Quelques nouvelles de notre ami Vassili, dont les aventures ne sopnt pas de tout repos.

Il a confié fin août que des hommes non identifiés se sont rendus chez lui dimanche pour lui proposer trois millions de roubles (environ 95.000 dollars) – c’est-à-dire six fois son salaire annuel de vendeur de pastèques – pour se retirer des élections.

Il s’est également plaint d’autres formes de pressions utilisées pour qu’il se retire. Par exemple, devant la médiatisation qu’a suscité sa candidature, et la certaine popularité que cette dernière a engendré auprès de la population, les autorités ont dressé devant lui un nouvel adversaire, un certain Filipp Kondratyev, un métis né d’un père nigérian et d’une mère russe! En espérant que sa candidature « volera » quelques voix à Crima. « Kondratyev ne s’est manifesté qu’après le démarrage de ma campagne”, a déclaré Crima dans un entretien. “Il est clair que les autorités me considèrent non seulement comme un candidat populaire, mais dangereux.
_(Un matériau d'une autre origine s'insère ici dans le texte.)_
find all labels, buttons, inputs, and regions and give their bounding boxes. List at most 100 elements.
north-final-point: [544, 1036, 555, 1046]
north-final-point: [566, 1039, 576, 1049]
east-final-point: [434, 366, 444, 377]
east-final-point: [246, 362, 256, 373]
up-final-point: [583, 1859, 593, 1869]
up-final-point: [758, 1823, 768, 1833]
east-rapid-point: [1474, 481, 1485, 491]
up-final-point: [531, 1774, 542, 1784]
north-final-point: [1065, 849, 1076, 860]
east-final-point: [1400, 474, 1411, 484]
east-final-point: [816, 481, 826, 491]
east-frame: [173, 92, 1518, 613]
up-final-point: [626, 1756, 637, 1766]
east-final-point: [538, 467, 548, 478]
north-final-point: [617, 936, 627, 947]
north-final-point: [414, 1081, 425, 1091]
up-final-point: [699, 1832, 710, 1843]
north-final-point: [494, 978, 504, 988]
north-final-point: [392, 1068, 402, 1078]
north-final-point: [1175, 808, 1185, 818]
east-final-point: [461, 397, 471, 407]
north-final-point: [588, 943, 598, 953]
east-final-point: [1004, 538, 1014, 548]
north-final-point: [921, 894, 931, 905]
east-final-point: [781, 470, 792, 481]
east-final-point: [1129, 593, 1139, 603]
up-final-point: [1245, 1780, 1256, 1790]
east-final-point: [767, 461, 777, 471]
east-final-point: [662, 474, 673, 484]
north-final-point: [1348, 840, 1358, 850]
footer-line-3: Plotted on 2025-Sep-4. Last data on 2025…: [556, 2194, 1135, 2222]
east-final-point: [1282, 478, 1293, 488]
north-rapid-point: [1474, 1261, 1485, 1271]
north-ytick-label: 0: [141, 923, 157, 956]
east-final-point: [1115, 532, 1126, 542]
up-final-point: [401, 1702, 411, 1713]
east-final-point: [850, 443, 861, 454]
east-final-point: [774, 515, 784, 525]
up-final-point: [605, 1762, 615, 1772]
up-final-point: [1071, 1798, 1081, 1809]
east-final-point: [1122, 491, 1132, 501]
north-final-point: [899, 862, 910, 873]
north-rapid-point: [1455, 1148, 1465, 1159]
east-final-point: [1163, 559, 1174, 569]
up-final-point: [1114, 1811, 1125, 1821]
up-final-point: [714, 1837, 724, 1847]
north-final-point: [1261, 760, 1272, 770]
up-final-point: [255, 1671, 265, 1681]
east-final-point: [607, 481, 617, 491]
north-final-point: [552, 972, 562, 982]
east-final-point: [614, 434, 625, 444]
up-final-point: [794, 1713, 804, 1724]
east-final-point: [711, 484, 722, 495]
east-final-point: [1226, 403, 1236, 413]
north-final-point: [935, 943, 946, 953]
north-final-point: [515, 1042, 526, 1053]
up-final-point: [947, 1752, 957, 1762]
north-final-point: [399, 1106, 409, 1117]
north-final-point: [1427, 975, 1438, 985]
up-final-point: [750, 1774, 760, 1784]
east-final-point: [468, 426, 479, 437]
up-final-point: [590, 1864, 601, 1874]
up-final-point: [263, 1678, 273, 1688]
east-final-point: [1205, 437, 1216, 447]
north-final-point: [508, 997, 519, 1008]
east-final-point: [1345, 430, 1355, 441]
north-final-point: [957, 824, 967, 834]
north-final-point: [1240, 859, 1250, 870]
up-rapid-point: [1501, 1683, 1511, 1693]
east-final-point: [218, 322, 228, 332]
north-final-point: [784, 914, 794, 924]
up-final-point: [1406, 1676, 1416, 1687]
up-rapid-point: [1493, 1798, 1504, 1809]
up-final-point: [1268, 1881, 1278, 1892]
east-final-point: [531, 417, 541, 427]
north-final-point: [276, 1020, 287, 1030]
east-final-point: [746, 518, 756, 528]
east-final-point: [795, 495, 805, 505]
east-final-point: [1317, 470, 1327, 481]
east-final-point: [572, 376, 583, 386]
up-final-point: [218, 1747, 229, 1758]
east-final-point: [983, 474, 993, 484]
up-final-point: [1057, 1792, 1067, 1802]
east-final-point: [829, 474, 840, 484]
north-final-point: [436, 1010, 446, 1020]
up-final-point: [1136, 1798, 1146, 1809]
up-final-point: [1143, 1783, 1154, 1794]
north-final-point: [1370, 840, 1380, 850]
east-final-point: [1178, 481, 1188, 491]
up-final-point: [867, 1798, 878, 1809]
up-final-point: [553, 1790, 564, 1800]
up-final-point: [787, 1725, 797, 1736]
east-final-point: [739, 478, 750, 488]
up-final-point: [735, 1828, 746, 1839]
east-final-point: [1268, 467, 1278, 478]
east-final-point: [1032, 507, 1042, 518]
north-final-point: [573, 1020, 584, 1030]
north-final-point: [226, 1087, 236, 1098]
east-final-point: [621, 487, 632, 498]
C’est une chose à laquelle elles ne s’attendaient pas”.

La campagne électorale a officiellement démarré le 30 août 2009 et les candidats potentiels doivent fournir une liste de 800 signatures en leur faveur pour pouvoir s’inscrire auprès de ladite commission électorale.

par PJ, 15.09.2009 à 11h58  Répondre

Très intéressant.
D’un autre côté, ce n’est aussi pas simple pour un Noir de remporter des élections en France (sans parler de la Suisse).
Tiens, qqun sait-il si il y a des maires de couleur en France (à part aux Dom-Tom bien sûr). J’imagine qu’ils ne doivent pas être très nombreux.